Parece estranho dizer isso. É verdade que o apoio original de Lula inclui gente realmente progressista, incluindo vários personagens de 1968 hoje remanescentes. Mas em contrapartida vieram pessoas "convertidas" ou infiltradas que, originalmente, estavam ligadas ao tucanato, ao emedebismo mais pragmático (ou seja, a democracia liberal do MDB) ou mesmo às elites abastadas beneficiadas pelo "milagre brasileiro". Gente que, em boa parte, havia pedido para Jango sair do poder.
Por isso se nota o quanto os espaços se fecham para quem se emociona de verdade, quem expressa o senso crítico e não se submete ao jogo dos instintos das esquerdas festivas, do socialismo carnavalizado da sociedade do espetáculo à brasileira.
Isso é muito preocupante e mostra o quanto o cenário brasileiro se encontra muito estranho para um contexto em que a palavra "democracia" se torna, mais uma vez banalizada.
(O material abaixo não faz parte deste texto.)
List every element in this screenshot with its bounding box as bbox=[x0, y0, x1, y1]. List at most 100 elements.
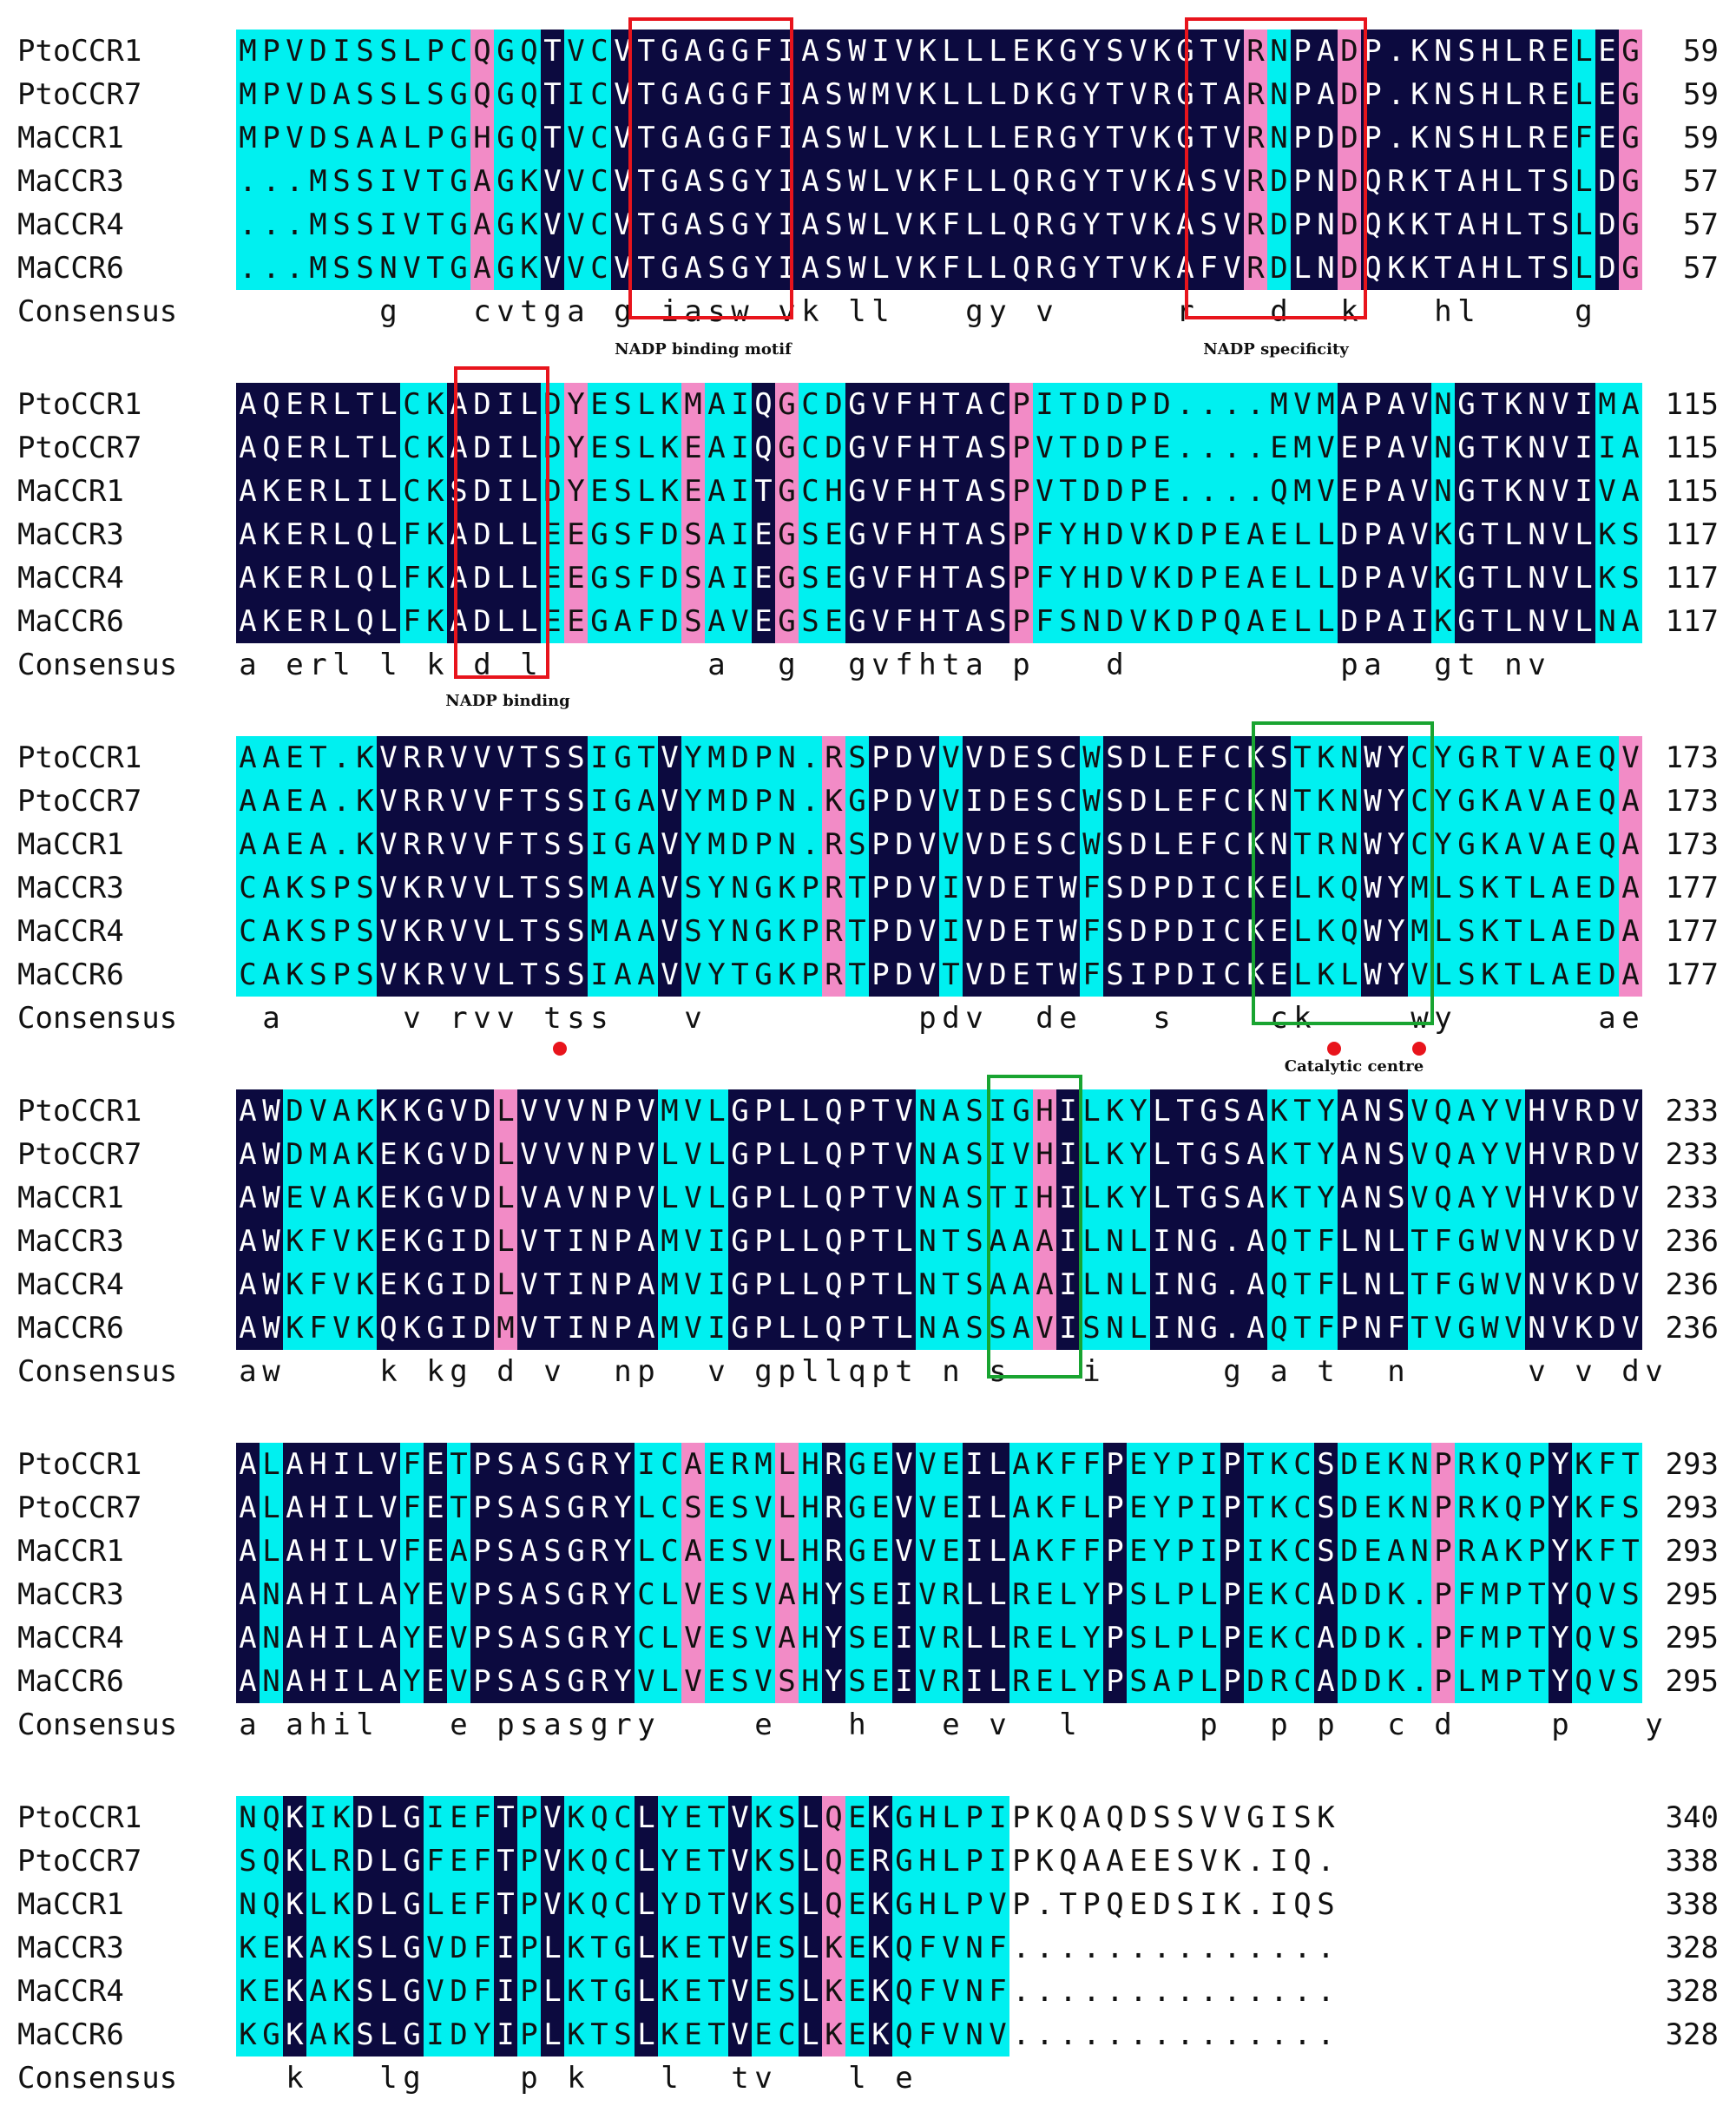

Ainda que o significado pareça aparentemente diferente, é a mesma carga simbólica que une os vovôs e vovós das marchas da família de 1964 e seus netinhos identitários e festivos do lulismo dos últimos anos.
Se bem que o senso crítico era mais valorizado nos primeiros anos de Castelo Branco do que hoje. Exercer o pensamento crítico não consegue produzir lacração. E, depois das lágrimas de crocodilo pelas mortes de Rita Lee, Zé Celso e João Donato, o pessoal volta à sua rotina das festas etílicas nos botequins, bares e boates ao som da mais rasteira música brega-popularesca.